2.Davalı-karşı davacı kadın vekili temyiz dilekçesinde özetle; evlilik birliğinin sarsılmasında müvekkilinin kusurlu olmadığını, erkeğin tam kusurlu olduğunu, hükmedilen nafaka ve tazminat miktarlarının az olduğunu, müvekkilinin çalışmadığını, geliri olmadığını ve yoksulluğa düşeceğini ileri sürerek erkeğin davasının kabulü, kusur belirlemesi, yoksulluk nafakasının reddi, nafakaların ve tazminatların miktarı yönünden kararın bozulmasına karar verilmesini talep etmiştir.
C. Gerekçe
1. Uyuşmazlık ve Hukuki Nitelendirme
Uyuşmazlık, kusur belirlemesinin isabetli olup olmadığı, erkeğin boşanma davasının kabulü, kadın lehine tedbir nafakası ile maddî ve manevî tazminat verilmesi şartlarının gerçekleşip gerçekleşmediği ve miktarlarının hakkaniyete uygun olup olmadığı, kadının yoksulluk nafakası talebinin reddinin dosya kapsamına uygun olup olmadığı noktasında toplanmaktadır.
2. İlgili Hukuk
4721 sayılı Kanun’un 166 ncı maddesinin birinci fıkrası, 169 uncu maddesi, 174 üncü maddesinin birinci ve ikinci fıkrası, 175 inci maddesi, 6100 sayılı Hukuk Muhakemeleri Kanunu'nun (6100 sayılı Kanun) 369 uncu maddesinin birinci fıkrası ile 370 ve 371 inci maddeleri.
3. Değerlendirme
1.Bölge adliye mahkemelerinin nihai kararlarının bozulması 6100 sayılı Kanun'un 371 inci maddesinde yer alan sebeplerden birinin varlığı hâlinde mümkündür.

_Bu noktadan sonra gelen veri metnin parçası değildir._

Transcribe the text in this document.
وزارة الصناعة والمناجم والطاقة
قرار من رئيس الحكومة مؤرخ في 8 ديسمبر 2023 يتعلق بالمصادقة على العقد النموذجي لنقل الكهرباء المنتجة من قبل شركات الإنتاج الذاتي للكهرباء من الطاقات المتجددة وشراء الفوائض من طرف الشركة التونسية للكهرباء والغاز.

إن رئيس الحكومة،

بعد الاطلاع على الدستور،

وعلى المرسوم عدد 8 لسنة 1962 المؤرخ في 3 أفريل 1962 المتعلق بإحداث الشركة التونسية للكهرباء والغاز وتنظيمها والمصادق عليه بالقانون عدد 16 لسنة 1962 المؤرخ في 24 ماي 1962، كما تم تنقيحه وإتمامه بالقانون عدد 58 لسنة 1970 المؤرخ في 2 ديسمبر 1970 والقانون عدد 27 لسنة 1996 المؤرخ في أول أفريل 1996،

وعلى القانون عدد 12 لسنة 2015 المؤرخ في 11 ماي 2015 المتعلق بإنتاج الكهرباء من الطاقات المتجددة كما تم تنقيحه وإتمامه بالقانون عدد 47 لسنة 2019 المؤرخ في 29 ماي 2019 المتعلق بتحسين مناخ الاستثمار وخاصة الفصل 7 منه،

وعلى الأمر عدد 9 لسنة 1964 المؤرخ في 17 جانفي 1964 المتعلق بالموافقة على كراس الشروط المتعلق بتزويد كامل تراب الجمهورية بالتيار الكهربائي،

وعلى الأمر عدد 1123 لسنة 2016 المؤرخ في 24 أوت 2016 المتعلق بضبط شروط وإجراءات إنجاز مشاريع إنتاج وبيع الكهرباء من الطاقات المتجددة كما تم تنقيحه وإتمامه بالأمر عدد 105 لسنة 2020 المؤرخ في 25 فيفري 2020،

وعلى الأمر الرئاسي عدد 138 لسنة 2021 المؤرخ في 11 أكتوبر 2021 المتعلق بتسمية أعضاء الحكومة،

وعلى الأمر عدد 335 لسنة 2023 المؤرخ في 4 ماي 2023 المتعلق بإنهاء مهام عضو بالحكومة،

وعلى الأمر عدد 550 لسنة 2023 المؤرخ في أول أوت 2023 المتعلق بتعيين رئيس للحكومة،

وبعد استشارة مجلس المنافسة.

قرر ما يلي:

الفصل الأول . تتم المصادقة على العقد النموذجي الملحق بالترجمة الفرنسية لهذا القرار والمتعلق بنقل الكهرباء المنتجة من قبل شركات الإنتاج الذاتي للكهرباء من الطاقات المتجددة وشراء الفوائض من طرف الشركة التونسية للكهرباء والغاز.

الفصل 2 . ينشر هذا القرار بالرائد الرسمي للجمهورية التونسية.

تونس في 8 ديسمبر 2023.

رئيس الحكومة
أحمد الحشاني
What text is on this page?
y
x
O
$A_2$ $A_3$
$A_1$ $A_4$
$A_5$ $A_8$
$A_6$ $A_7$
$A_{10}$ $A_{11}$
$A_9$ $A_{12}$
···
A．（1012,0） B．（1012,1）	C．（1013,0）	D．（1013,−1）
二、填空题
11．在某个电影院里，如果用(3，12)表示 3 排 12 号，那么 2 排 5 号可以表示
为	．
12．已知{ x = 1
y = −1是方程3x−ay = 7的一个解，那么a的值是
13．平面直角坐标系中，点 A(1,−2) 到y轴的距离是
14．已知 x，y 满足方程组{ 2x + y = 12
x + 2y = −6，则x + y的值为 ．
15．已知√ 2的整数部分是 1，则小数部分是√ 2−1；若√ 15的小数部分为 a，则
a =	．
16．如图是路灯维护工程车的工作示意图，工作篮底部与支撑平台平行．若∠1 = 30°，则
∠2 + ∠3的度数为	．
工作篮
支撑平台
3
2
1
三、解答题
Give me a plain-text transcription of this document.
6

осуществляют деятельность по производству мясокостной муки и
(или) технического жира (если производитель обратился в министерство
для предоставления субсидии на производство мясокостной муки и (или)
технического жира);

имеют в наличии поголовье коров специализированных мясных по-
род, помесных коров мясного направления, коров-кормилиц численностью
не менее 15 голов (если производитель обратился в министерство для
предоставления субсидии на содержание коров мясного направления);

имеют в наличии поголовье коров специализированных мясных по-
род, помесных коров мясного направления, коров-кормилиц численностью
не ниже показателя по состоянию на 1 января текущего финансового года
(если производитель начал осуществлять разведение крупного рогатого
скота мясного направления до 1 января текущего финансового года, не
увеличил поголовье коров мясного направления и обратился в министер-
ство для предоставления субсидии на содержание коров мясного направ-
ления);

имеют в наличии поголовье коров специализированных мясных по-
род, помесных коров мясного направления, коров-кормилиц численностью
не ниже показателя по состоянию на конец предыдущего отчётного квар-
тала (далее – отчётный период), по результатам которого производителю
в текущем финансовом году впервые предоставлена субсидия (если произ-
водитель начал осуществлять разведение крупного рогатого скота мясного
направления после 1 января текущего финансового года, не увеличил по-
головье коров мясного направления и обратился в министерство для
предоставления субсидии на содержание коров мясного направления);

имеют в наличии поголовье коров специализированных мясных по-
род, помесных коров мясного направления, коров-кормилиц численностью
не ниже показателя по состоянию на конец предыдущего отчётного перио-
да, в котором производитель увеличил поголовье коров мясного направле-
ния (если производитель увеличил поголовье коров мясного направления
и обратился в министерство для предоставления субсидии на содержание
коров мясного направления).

2.Temyizen incelenen karar, tarafların karşılıklı iddia ve savunmalarına, dayandıkları belgelere, uyuşmazlığa uygulanması gereken hukuk kuralları ile hukuki ilişkinin nitelendirilmesine, dava şartlarına, yargılama ve ispat kuralları ile kararda belirtilen gerekçelere göre usul ve kanuna uygun olup taraf vekillerince temyiz dilekçesinde ileri sürülen nedenler kararın bozulmasını gerektirecek nitelikte görülmemiştir.
VI. KARAR
Açıklanan sebeple;
Temyiz olunan Bölge Adliye Mahkemesi kararının 6100 sayılı Kanun'un 370 inci maddesinin birinci fıkrası uyarınca ONANMASINA,
Aşağıda yazılı temyiz giderinin temyiz edenlere yükletilmesine,
Dosyanın İlk Derece Mahkemesine, kararın bir örneğinin Bölge Adliye Mahkemesine gönderilmesine,
23.02.2023 tarihinde oy birliğiyle karar verildi.